18 September 2013, News Wires – Almost 1,900 wells in northeastern Colorado had been shut in Tuesday as operators worked to determine the impacts of deadly flooding on oil and gas installations chiefly in the shale-rich Denver-Julesberg basin.
The Colorado Oil & Gas Association (COGA) provided the count in an update to press Tuesday afternoon, adding that more than 600 workers were engaged in air and ground surveillance checking out the conditions of wells and completing repairs.
US independent Anadarko said it had shut in 670 operated wells out approximately 5800, 250 of 2535 tank batteries and 20 of 3200 miles of pipeline. Four of 13 operated rigs have also stopped working due to road access.
“Currently, processing and compression has not been impacted, and the majority of completions crews are working; though, future work will be delayed until road repairs and conditions allow for equipment transport,” Anadarko said.
Canada’s Encana said about 300 wells remained shut in after 99 were restored to service, according to a company spokesman.
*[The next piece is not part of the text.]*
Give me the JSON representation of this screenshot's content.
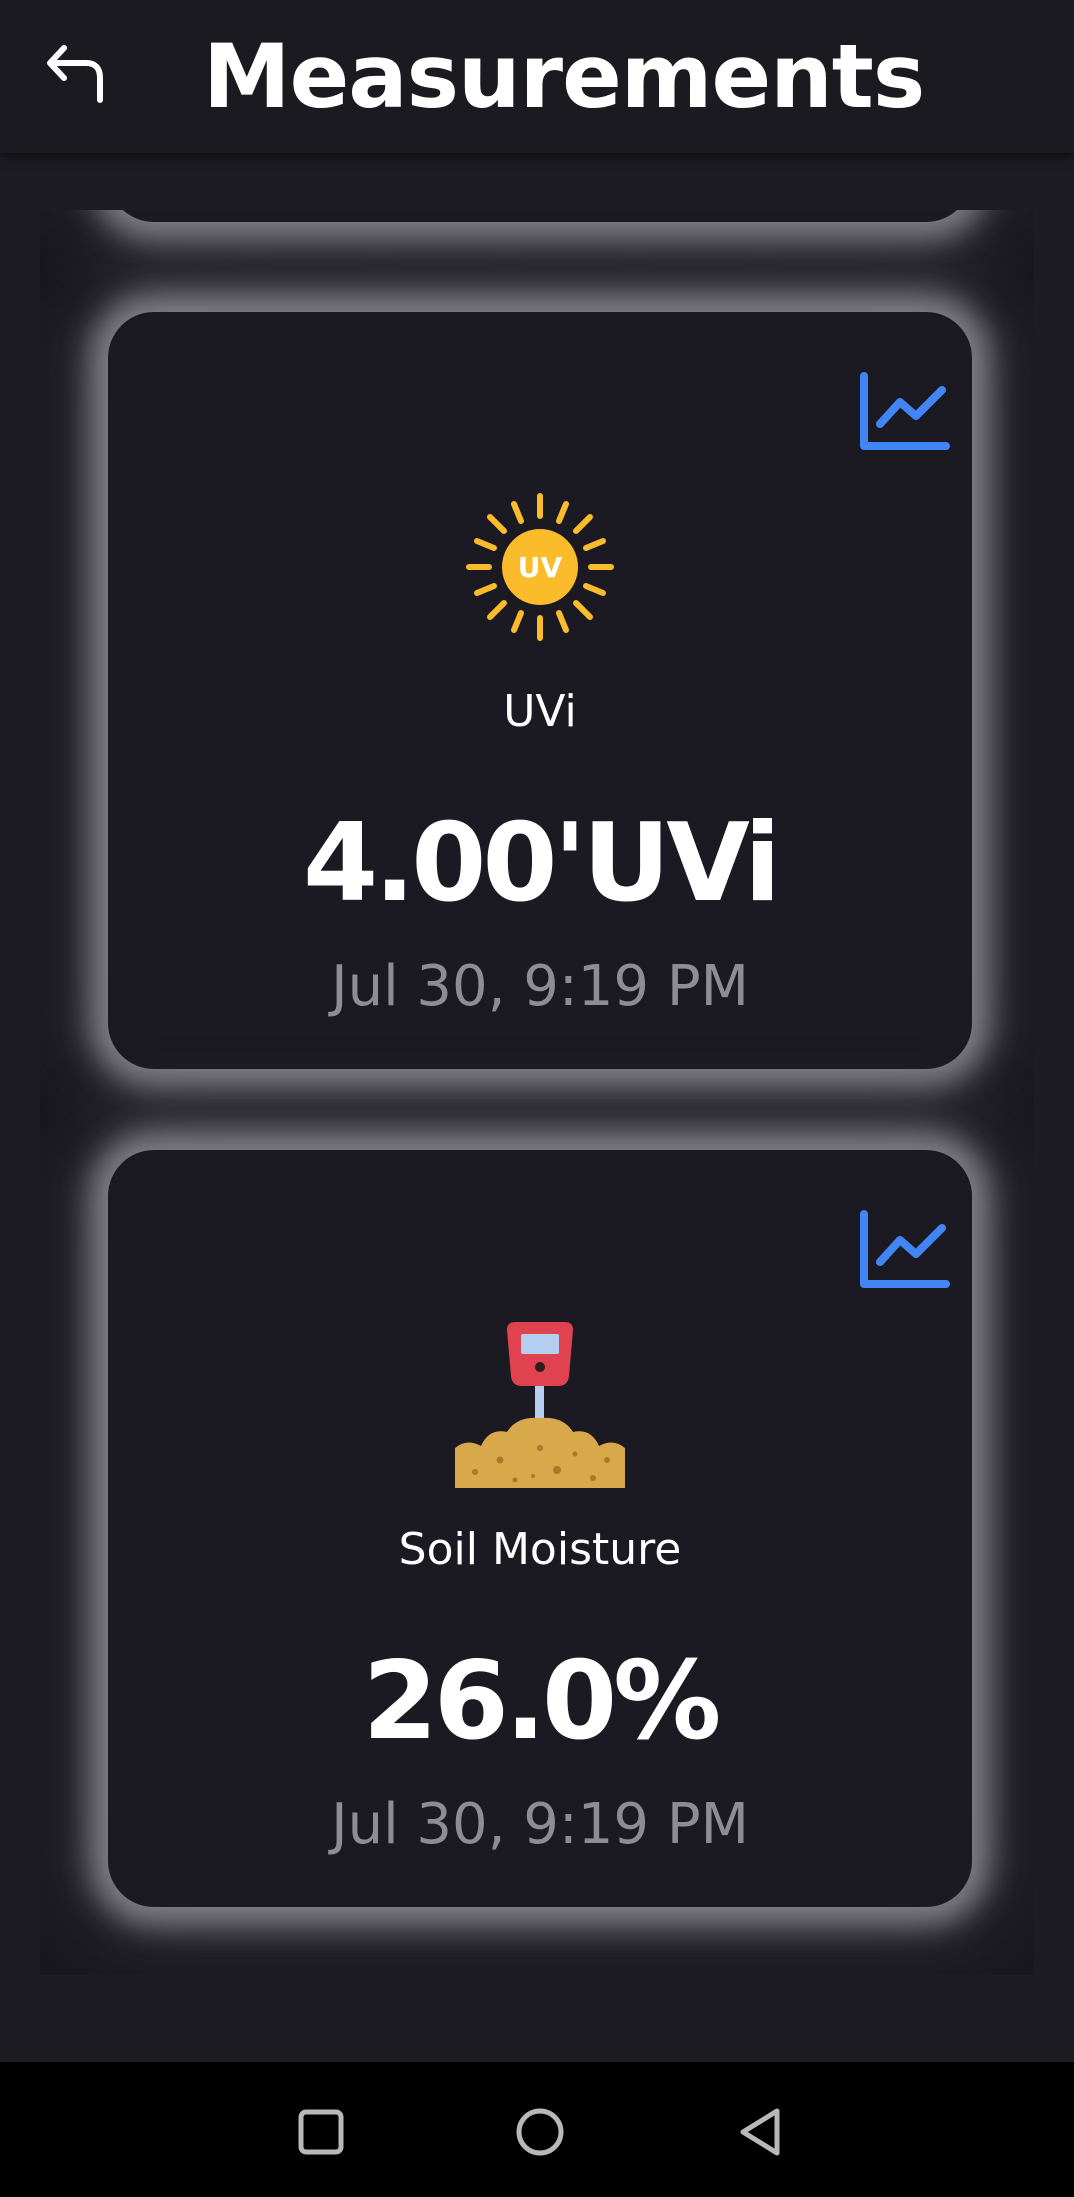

“Our maintenance and production teams are working together daily to prioritise and update our plans to repair and mitigate effects from the storm,” the company said.
“We still have not found any spills of any reportable quantity, but cannot not rule out future discoveries until we get to everything.”
By Tuesday at least eight people in Colorado were confirmed dead in devastating flooding triggered by heavy rains that inundated homes and businesses, wiped out highways and bridges and stranded residents in mountain towns.
In a Twitter exchange with stakeholders, COGA chief executive Tisha Schuller said there were no known “major” releases and hydraulic fracturing operations were taking place at the time of the floods.
The organisation was confronted with plenty of questions from environmentalists and others about contamination in and around the drilling sites.
Photos from activists and wire reports showed overturned tanks, submerged wellheads and scattered equipment.
Operators reported “no major oil and gas incidents,” Schuller wrote. “All minor incidents (were) quickly addressed and reported. Reports of massive contamination are false.”
Some will be able to restart in short order while others will take months as road access is still cut off, Schuller added.
Companies also began to pitch in for relief efforts, including a $500,000 contribution from Anadarko and a $200,000 commitment from ConocoPhillips.